The Best Corrected Visual Acuity (BCVA) was 6/6 in the right eye and 6/9 in the left eye. Severe ptosis was seen in both eyes with negative fatigability. Both pupils were mid-dilated and fixed. Eye movement examination revealed bilateral restricted elevation and extorsion with mild restriction of adduction and intorsion suggestive of third cranial nerve palsy of both eyes. The slit-lamp and fundus examination were otherwise normal in both eyes. The other cranial nerve examination was normal in addition to the higher function tests, motor and sensory system, and cerebellar function tests.
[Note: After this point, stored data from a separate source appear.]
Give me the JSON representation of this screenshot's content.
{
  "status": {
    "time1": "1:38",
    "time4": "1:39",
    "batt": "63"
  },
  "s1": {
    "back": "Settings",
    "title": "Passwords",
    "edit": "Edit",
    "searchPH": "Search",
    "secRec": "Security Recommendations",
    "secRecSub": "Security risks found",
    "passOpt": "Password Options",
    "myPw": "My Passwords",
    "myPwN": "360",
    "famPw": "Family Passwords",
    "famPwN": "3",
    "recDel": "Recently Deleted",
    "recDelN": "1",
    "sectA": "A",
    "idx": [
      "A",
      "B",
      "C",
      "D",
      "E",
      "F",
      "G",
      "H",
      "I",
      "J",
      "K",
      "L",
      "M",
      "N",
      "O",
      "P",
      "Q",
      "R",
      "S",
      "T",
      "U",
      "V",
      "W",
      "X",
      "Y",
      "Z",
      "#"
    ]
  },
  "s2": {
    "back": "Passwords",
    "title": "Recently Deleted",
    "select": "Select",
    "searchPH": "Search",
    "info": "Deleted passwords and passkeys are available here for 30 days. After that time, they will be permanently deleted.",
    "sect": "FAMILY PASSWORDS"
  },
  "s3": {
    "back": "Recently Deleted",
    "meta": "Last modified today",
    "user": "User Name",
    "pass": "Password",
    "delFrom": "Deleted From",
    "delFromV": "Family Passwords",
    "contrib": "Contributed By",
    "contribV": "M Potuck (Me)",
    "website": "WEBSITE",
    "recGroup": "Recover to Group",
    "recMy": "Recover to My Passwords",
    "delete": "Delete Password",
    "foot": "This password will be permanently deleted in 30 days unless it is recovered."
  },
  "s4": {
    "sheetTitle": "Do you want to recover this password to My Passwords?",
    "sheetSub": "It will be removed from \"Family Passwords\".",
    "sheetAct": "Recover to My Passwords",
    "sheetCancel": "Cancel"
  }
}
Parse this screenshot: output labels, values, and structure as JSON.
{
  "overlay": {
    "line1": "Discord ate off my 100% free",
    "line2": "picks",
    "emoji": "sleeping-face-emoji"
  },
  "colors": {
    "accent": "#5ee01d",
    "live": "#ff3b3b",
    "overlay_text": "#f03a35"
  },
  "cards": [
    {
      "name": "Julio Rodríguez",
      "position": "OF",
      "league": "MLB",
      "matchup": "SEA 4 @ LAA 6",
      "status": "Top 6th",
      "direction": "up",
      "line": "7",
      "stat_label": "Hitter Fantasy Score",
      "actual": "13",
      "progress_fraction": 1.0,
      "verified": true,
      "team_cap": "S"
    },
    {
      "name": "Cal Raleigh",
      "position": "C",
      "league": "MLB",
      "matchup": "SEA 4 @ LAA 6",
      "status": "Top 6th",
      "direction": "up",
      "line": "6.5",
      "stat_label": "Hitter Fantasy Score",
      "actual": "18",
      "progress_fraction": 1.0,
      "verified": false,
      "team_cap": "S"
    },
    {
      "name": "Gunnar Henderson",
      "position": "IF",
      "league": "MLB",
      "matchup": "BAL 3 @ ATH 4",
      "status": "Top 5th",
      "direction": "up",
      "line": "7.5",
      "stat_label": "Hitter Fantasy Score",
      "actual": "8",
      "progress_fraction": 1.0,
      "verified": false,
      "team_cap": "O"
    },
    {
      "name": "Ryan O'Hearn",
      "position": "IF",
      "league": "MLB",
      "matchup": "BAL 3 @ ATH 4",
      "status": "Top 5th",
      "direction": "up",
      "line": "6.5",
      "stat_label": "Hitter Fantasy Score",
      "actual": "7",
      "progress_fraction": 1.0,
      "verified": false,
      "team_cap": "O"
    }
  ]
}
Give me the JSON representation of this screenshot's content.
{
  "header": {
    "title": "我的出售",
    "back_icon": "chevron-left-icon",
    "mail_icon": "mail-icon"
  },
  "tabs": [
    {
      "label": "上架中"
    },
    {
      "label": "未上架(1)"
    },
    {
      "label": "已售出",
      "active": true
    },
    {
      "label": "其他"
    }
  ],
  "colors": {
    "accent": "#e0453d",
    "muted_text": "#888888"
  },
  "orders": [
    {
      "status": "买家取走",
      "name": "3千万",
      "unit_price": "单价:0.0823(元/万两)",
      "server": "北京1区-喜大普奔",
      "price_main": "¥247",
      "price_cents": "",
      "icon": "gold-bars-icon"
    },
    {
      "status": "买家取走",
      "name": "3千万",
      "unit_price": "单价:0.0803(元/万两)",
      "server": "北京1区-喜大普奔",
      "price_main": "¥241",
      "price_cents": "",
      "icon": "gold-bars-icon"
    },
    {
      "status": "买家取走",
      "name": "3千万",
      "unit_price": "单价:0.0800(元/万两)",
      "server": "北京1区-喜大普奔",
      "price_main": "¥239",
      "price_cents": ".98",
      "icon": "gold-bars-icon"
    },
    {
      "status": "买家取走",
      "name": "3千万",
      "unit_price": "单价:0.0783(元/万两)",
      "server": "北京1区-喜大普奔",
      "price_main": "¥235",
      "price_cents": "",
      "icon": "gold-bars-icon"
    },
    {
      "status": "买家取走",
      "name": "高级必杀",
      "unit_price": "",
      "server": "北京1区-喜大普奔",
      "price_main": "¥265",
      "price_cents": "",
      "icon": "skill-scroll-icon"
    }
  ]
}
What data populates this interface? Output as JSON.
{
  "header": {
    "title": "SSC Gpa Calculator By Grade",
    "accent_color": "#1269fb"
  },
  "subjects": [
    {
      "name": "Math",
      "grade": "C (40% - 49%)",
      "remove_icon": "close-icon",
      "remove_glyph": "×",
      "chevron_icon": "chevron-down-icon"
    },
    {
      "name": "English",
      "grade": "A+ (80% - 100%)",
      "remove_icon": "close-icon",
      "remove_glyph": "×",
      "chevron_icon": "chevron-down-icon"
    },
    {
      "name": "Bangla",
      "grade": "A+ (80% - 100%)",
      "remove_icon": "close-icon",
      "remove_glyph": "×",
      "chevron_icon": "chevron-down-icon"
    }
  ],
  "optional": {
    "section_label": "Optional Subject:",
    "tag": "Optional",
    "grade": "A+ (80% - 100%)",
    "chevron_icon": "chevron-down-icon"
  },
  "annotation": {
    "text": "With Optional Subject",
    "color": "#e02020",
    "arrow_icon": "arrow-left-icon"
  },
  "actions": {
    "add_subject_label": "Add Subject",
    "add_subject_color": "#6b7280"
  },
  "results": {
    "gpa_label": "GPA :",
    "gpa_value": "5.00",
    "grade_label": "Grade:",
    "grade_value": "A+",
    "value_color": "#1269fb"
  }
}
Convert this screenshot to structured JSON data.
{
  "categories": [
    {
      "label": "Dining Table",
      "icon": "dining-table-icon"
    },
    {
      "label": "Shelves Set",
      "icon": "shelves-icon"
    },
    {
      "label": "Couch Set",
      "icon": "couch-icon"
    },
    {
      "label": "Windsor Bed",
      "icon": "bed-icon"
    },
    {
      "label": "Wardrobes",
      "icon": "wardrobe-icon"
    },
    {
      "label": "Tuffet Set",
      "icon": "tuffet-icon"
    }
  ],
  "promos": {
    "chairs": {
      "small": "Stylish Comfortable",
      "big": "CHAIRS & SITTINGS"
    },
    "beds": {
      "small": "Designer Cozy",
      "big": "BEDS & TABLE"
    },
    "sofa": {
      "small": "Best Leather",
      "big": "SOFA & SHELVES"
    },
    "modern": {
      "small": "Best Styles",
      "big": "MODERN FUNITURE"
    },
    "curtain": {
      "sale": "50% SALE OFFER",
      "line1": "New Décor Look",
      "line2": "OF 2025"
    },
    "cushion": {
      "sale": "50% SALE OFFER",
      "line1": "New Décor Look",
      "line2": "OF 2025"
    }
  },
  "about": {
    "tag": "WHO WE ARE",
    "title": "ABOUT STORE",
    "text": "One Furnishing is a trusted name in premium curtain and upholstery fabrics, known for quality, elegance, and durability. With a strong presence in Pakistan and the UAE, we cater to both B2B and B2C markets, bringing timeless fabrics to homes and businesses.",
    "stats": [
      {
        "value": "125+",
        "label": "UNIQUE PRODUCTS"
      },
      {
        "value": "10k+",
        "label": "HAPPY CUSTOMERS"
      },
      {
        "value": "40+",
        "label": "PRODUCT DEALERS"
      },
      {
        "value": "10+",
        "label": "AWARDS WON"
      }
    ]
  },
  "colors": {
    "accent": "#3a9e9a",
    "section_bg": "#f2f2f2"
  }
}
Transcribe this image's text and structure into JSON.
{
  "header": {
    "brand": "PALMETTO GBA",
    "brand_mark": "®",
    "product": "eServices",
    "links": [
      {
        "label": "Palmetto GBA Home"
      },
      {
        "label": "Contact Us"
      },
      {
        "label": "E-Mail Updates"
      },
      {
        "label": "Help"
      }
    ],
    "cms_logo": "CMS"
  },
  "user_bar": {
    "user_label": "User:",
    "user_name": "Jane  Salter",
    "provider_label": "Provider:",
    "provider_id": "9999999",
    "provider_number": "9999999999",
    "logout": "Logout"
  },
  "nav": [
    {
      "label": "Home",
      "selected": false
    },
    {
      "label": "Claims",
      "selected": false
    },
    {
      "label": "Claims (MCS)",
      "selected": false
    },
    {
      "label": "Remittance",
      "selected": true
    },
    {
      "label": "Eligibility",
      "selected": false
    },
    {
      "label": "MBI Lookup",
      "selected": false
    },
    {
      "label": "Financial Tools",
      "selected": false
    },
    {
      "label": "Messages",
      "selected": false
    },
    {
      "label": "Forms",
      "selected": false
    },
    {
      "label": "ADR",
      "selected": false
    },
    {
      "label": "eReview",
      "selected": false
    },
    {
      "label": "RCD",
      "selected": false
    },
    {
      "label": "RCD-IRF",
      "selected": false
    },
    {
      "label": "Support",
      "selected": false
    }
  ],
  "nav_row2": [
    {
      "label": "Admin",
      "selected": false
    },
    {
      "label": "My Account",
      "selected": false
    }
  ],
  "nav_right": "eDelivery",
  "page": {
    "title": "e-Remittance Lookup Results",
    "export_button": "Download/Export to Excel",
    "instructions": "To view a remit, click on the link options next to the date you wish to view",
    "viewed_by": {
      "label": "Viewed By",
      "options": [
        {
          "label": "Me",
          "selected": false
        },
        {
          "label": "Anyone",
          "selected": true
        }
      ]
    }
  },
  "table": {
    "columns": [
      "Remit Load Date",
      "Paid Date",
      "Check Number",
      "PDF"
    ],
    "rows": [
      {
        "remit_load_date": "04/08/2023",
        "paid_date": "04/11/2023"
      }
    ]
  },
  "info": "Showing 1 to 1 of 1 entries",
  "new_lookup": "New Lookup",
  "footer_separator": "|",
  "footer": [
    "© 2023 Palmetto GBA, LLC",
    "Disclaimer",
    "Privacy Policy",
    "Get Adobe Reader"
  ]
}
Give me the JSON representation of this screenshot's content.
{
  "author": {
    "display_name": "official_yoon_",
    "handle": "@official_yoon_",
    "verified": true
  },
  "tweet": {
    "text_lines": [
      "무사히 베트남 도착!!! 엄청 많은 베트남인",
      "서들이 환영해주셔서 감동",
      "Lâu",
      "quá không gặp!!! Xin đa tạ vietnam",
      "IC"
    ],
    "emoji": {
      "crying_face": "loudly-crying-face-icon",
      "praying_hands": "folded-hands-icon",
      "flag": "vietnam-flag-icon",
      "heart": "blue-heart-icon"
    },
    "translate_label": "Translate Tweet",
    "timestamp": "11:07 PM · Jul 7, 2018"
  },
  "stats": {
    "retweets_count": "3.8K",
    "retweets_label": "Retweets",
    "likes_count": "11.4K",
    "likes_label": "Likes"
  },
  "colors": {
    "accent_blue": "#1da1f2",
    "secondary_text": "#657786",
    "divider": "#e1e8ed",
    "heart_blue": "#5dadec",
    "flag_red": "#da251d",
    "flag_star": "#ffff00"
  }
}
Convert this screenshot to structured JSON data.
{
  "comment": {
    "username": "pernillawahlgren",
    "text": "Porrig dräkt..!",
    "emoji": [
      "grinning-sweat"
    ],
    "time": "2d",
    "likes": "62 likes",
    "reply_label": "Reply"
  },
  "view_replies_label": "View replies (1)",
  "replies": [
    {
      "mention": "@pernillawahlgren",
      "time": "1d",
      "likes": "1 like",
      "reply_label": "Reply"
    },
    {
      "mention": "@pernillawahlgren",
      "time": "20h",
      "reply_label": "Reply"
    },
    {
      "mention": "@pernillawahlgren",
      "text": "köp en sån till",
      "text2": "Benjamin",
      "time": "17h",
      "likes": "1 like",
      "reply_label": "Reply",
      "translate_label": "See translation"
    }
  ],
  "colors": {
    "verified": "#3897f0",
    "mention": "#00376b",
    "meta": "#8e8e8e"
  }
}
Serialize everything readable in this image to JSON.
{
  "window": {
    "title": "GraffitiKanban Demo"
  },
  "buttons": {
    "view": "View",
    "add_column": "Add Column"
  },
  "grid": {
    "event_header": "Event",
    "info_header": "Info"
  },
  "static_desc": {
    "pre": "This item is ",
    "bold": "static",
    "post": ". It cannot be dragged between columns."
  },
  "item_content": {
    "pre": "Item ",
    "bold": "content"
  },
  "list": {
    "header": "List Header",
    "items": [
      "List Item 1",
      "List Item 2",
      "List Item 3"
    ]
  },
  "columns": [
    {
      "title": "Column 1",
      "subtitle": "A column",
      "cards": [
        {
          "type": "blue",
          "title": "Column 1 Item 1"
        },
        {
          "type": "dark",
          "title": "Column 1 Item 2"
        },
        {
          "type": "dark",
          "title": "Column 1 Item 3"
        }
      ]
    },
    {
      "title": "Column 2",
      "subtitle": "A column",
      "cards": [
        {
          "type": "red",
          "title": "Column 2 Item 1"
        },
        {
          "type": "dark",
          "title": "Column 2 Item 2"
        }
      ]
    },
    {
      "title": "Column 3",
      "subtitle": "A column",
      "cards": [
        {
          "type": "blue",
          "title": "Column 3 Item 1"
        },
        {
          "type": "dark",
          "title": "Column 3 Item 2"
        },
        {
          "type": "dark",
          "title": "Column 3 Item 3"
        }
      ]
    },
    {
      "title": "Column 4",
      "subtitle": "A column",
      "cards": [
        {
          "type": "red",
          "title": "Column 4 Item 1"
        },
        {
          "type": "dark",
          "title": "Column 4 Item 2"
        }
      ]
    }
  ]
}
The patient’s blood sugar, coagulation profile, complete blood count, ESR and serum electrolytes were within normal limits. His lipid profile suggested a case of dyslipidemia. He was diagnosed to have bilateral oculomotor palsy with pupil involvement, and urgent neuroimaging was done. His MRI brain with cervical and cerebral MRA revealed acute infarcts in both thalami (right >left side) due to infarction of the Artery of Percheron (Figure 1). Basilar artery occlusion was excluded based on patency of basilar and posterior cerebral arteries on patient MRA. Patient was immediately transferred to the emergency room for management by the neurology department. The AOP infarct was thrombolyzed, and patient was further managed with anticoagulants, lipid lowering agents. On cardiac evaluation, he was found to have paroxysmal atrial fibrillation and was started on calcium channel blockers. At the 2-week follow-up, residual bilateral complete third nerve palsy was noted. He was advised to complete extraocular movement physiotherapy, continue medications as per the neurologist’s advice, and be on regular follow-up with us at the neuro-ophthalmology clinic.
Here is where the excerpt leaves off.